Letter to the Director of Obstetrics and Gynecology
When fairfax obgyn gynecologists talk about basic gynecology, we all know what this means. When we talk about sub-specialization in Gynecology, we know that we refer to maternal-fetal medicine, endocrinological reproductive medicine and oncological gynecology. When we talk about Urogynecology, things are not so clear fundamentally by the implications of the specialty that is classically competent in the urinary tract of women, Urology.
We all agree that the collaboration of the urologist will be vital in some situations where we are not experts but the issue of urinary incontinence and pelvic floor disorders is at least as important for us as it can be for urologists Or for anorectal surgeons.
The prevalence of pelvic floor disorders and one of its consequences, urinary incontinence, is very high in mature women and especially in postmenopausal women, and this translates into a high percentage of women who will come to our consultations, just with these problems.
It is necessary for us to have in mind that we will need experts in uro-gynecological subjects and that therefore those who are dedicated to the training of specialists should include topics from this branch of our specialty, and I do not refer only to theoretical expositions, but to Outline surgical techniques.
In modern Gynecology it is no longer possible to go directly to a corrective surgical intervention of a urinary incontinence without first undergoing a complete urodynamic study. We know that the results of the treatment of urinary incontinence are not effective in one hundred percent, but we do want to get as close as possible to this figure we will need a correct preoperative diagnosis.
At present we have many resources, both medicated, physiotherapeutic and surgical to achieve very good results.
There are new drugs that decrease detrusor overactivity with more acceptable side effects than we had until recently.
There are endless gadgets that help stimulate the pelvic floor musculature and that used with precise indications may prevent surgical intervention especially in mild incontinence. The same we can say of the techniques based on the exercises of Kegel.
Surgical treatments are undoubtedly the most used and although there are endless techniques described over the years, it is also true that they are selecting a few that have proven their effectiveness and are rejecting others that have not resisted the Proof of time. Among the latter we will mention Kelly or Marion techniques that lose their effectiveness even in the short term.
Basically we can distinguish two major types of interventions for the correction of stress urinary incontinence in women: colposuspensiones and slings. Of the first, we must emphasize the operation of Burch, also practiced by laparoscopic techniques and the Marshall-Marchetti-Krantz. Combined operations using needles have been more the domain of urologists than gynecologists and the long-term results are beginning to be questioned. Recently, colposuspension techniques with pubic bone anchorage have been tested that have the advantage of being fully practiced vaginally. It will take a few years to know if they stand the test of time in the long run.

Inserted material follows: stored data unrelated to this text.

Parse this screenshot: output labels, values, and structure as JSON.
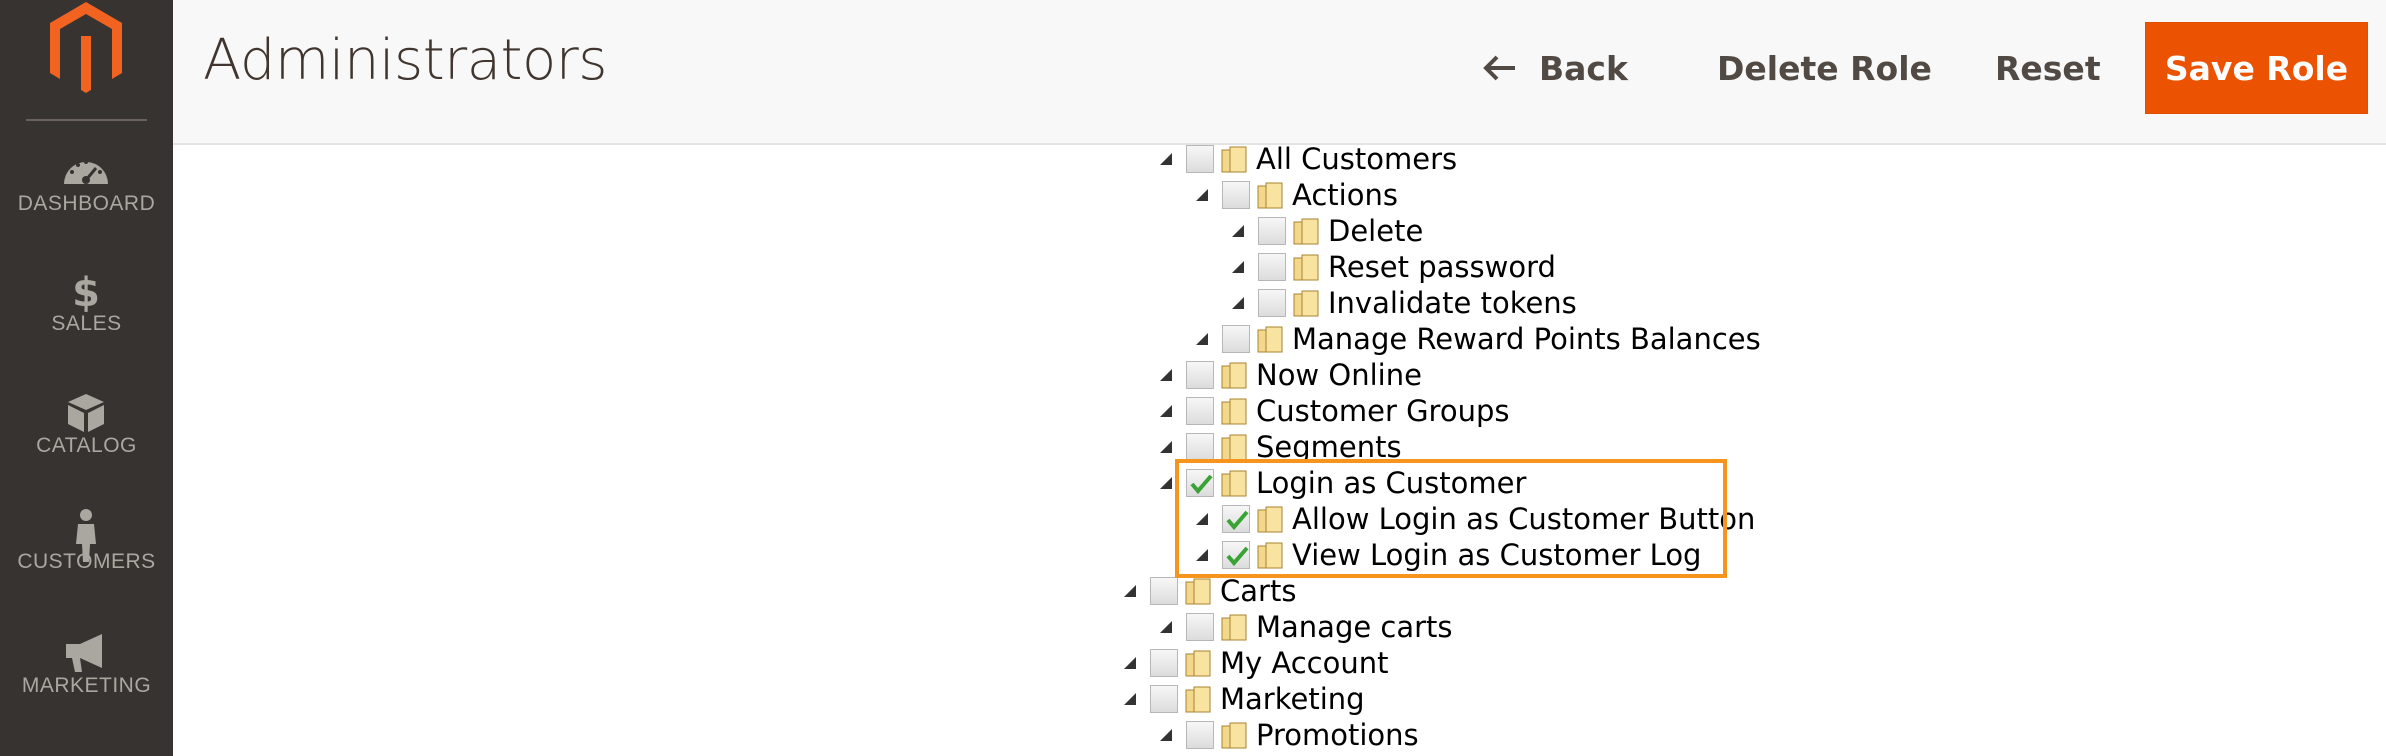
{
  "sidebar": {
    "logo_icon": "magento-logo-icon",
    "items": [
      {
        "label": "DASHBOARD",
        "icon": "dashboard-gauge-icon"
      },
      {
        "label": "SALES",
        "icon": "dollar-icon"
      },
      {
        "label": "CATALOG",
        "icon": "box-icon"
      },
      {
        "label": "CUSTOMERS",
        "icon": "person-icon"
      },
      {
        "label": "MARKETING",
        "icon": "megaphone-icon"
      }
    ]
  },
  "header": {
    "title": "Administrators",
    "back_label": "Back",
    "delete_label": "Delete Role",
    "reset_label": "Reset",
    "save_label": "Save Role"
  },
  "tree": [
    {
      "label": "All Customers",
      "checked": false
    },
    {
      "label": "Actions",
      "checked": false
    },
    {
      "label": "Delete",
      "checked": false
    },
    {
      "label": "Reset password",
      "checked": false
    },
    {
      "label": "Invalidate tokens",
      "checked": false
    },
    {
      "label": "Manage Reward Points Balances",
      "checked": false
    },
    {
      "label": "Now Online",
      "checked": false
    },
    {
      "label": "Customer Groups",
      "checked": false
    },
    {
      "label": "Segments",
      "checked": false
    },
    {
      "label": "Login as Customer",
      "checked": true
    },
    {
      "label": "Allow Login as Customer Button",
      "checked": true
    },
    {
      "label": "View Login as Customer Log",
      "checked": true
    },
    {
      "label": "Carts",
      "checked": false
    },
    {
      "label": "Manage carts",
      "checked": false
    },
    {
      "label": "My Account",
      "checked": false
    },
    {
      "label": "Marketing",
      "checked": false
    },
    {
      "label": "Promotions",
      "checked": false
    }
  ],
  "colors": {
    "sidebar_bg": "#373330",
    "accent": "#eb5202",
    "highlight": "#f7941d",
    "checkmark": "#3aa335"
  }
}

Sling operations are in vogue today. Some say that they should always be used, in all cases of stress urinary incontinence. They are the ones that give the best results, whether they are applied primarily or used for recurrence cases. Slings can be performed exclusively vaginally using donor fascia lata, which avoids the rejection problems presented by synthetic belts. Very recently, a sling technique called Tension Free Vaginal Tape (TVT) is being popularized, which is very simple to practice and that despite the use of non-absorbable material at the moment, it has not given rise to rejections.
It is evident that we are before the outbreak of Urogynecology. Gynecologists should get on the train of this progress, and if we can drive the machine, the better.